I have a pattern for teaching Sunday School classes now:
1.) Check out about 7 or 8 commentaries from the SPU library.
2.) Read/skim the first section of the most recent ones.
3.) Keep using the ones I find useful; don't use the ones I don't.
In this manner the 7 or 8 become 3 pretty fast, and that's usually more than enough information for each Sunday class. I taught a Gospel of John class from September to November this year and the winning commentaries were (in order in which I'd read them):
1.) N.T. Wright's John for Everyone (200something)
2.) G.K. Beale and D.A. Carson's Commentary on the New Testament Use of the Old Testament (2007)
3.) Craig S. Keener's The Gospel of John: A Commentary (2003)
4.) D.A. Carsons's The Gospel According to John (1990)
With the exception being that often Keener would quote Carson and put him into context, so often I could stop with Keener, while agreeing with much of Carson's work.

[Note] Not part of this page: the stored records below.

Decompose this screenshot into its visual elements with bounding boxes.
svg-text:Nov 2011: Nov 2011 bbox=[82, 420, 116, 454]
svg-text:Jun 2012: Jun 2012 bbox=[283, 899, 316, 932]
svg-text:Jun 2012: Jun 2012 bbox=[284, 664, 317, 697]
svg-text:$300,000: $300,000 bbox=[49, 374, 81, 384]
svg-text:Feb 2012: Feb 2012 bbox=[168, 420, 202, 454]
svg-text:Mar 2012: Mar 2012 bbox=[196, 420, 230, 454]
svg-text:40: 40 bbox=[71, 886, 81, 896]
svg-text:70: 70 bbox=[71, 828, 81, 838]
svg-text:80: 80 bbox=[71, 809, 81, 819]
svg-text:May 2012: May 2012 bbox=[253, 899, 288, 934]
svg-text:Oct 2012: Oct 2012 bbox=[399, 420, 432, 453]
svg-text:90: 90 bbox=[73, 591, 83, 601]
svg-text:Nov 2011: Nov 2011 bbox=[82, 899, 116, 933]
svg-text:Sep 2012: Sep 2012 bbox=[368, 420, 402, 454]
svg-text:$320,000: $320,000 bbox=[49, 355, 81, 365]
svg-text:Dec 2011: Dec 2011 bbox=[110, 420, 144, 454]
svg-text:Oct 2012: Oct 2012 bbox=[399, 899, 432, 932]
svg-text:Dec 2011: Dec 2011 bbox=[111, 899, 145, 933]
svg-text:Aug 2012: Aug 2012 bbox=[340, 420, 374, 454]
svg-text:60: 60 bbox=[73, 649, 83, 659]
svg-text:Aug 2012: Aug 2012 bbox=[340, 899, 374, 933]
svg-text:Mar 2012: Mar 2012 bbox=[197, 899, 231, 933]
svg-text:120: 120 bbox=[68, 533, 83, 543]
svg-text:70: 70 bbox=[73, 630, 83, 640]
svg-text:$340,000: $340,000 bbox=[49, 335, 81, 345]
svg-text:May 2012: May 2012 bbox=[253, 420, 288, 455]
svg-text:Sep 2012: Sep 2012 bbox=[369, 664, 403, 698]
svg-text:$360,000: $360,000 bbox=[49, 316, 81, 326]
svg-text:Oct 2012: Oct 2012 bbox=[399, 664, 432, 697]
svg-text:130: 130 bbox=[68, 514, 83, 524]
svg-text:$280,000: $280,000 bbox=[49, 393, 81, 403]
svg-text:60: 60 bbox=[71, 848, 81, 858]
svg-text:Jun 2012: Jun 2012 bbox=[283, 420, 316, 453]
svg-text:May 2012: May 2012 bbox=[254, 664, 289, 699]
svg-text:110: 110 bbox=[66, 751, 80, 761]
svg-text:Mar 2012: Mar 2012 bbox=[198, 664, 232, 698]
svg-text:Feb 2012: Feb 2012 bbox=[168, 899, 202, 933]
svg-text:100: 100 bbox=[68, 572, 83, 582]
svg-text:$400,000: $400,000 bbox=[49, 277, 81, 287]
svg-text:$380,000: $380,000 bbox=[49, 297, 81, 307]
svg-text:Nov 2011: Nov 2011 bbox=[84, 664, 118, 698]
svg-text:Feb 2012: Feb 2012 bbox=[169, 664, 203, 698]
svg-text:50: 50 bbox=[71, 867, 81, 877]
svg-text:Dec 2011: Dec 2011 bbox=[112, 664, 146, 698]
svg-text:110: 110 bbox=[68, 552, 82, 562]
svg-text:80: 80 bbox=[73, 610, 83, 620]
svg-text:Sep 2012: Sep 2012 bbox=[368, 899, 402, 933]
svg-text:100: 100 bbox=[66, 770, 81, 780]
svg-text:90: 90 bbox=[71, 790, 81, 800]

I especially want to point out how great Keener's work was. Its deliberate focus was on the social and historical context of the Gospel of John, which means he would talk about how that language or official position or whatever was used in Greek and Roman contexts, as well as Second-Temple Jewish contexts, and even the post-biblical Rabbinic literature. For the historical perspective alone this was far and away the most comprehensive, and Keener had welcome pastoral and theological insights as well. I am thinking I may move on to the Gospel of Matthew just because Keener has written a commentary for that too!